CEO Crowdstrike, George Kurtz, melalui sebuah posting di X, menegaskan bahwa ini bukan insiden keamanan atau serangan siber.
Sebuah gangguan teknologi global pada Jumat pagi menyebabkan kekacauan di berbagai sektor, termasuk penerbangan, perbankan, dan media. Pemerintah Australia melaporkan bahwa gangguan tersebut terkait dengan masalah pada perangkat lunak keamanan siber yang dikembangkan oleh perusahaan Amerika Serikat, Crowdstrike.
Dilansir dari USA Today (29/7), perusahaan keamanan siber Crowdstrike, yang melayani lebih dari setengah perusahaan Fortune 500, menyatakan dalam peringatan kepada kliennya bahwa perangkat lunak “Falcon Sensor” mereka menyebabkan Microsoft Windows mengalami crash dan menampilkan layar biru, atau yang dikenal sebagai “Blue Screen of Death.”
Peringatan ini, yang dikirim pada pukul 01:30 ET pada hari Jumat, juga menyertakan panduan manual untuk mengatasi masalah tersebut. Hingga kini, pihak Crowdstrike belum memberikan komentar resmi mengenai insiden ini.
CEO Crowdstrike, George Kurtz, melalui sebuah posting di X, menyatakan bahwa perusahaan sedang bekerja sama dengan pelanggan yang terdampak dan menegaskan bahwa ini bukan insiden keamanan atau serangan siber. Kurtz juga menambahkan bahwa masalah telah diidentifikasi dan perbaikan telah diterapkan. Perusahaan akan terus memberikan pembaruan lengkap di situs web mereka.
Crowdstrike, yang didirikan pada tahun 2012, mengklaim memiliki platform cloud-native paling canggih di dunia yang melindungi dan mendukung proses serta teknologi yang mendorong perusahaan modern.

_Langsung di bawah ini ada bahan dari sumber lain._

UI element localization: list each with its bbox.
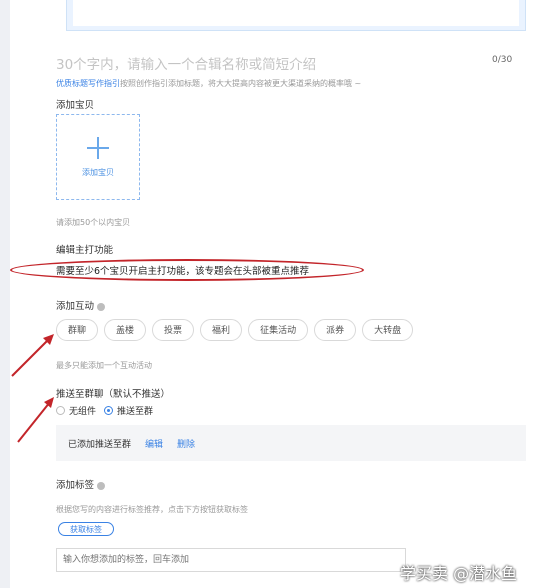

Gangguan ini menyebabkan kekacauan besar di sektor penerbangan. Ribuan penerbangan di seluruh dunia dibatalkan dan mengalami keterlambatan. Beberapa maskapai AS seperti American Airlines, United Airlines, dan Delta Air Lines terpaksa menghentikan semua penerbangan mereka pada Jumat pagi akibat masalah komunikasi, menurut Administrasi Penerbangan Federal (FAA).
Data dari situs pelacakan penerbangan FlightAware menunjukkan lebih dari 2.000 penerbangan dibatalkan dan lebih dari 6.100 penerbangan mengalami keterlambatan hingga pukul 13.00 ET. Meskipun sebagian besar maskapai berhasil melanjutkan operasinya, banyak yang memperkirakan gangguan akan terus berlanjut sepanjang hari.
Bandara dan maskapai di seluruh dunia menyarankan penumpang untuk datang lebih awal dari biasanya. Para analis mengaitkan gangguan ini dengan masalah pada perangkat lunak Microsoft yang digunakan secara global.
Gangguan teknologi ini juga berdampak luas di sektor lain di berbagai negara. Di Inggris, penyiar Sky News mengalami gangguan siaran, perusahaan kereta melaporkan keterlambatan panjang, dan papan keberangkatan di beberapa bandara membeku.
Bursa Saham London melaporkan gangguan operasional, sementara beberapa rumah sakit mengalami kesulitan dalam memproses janji temu. Beberapa toko ritel juga tidak bisa menerima pembayaran. Klub sepak bola Manchester United bahkan menunda rilis tiket yang dijadwalkan.
Di Australia, perusahaan media, perbankan, dan telekomunikasi juga terkena dampak gangguan ini. Kantor Koordinator Keamanan Siber Nasional Australia, Michelle McGuinness, dalam sebuah pernyataan menyebutkan bahwa tidak ada indikasi bahwa gangguan ini merupakan insiden keamanan siber.
Otoritas Transportasi Metropolitan New York melaporkan beberapa sistemnya offline akibat gangguan teknis global, meskipun layanan kereta dan bus MTA tidak terpengaruh.
Gangguan teknologi global ini menunjukkan betapa rentannya infrastruktur teknologi terhadap masalah perangkat lunak, yang dapat menyebabkan dampak luas di berbagai sektor.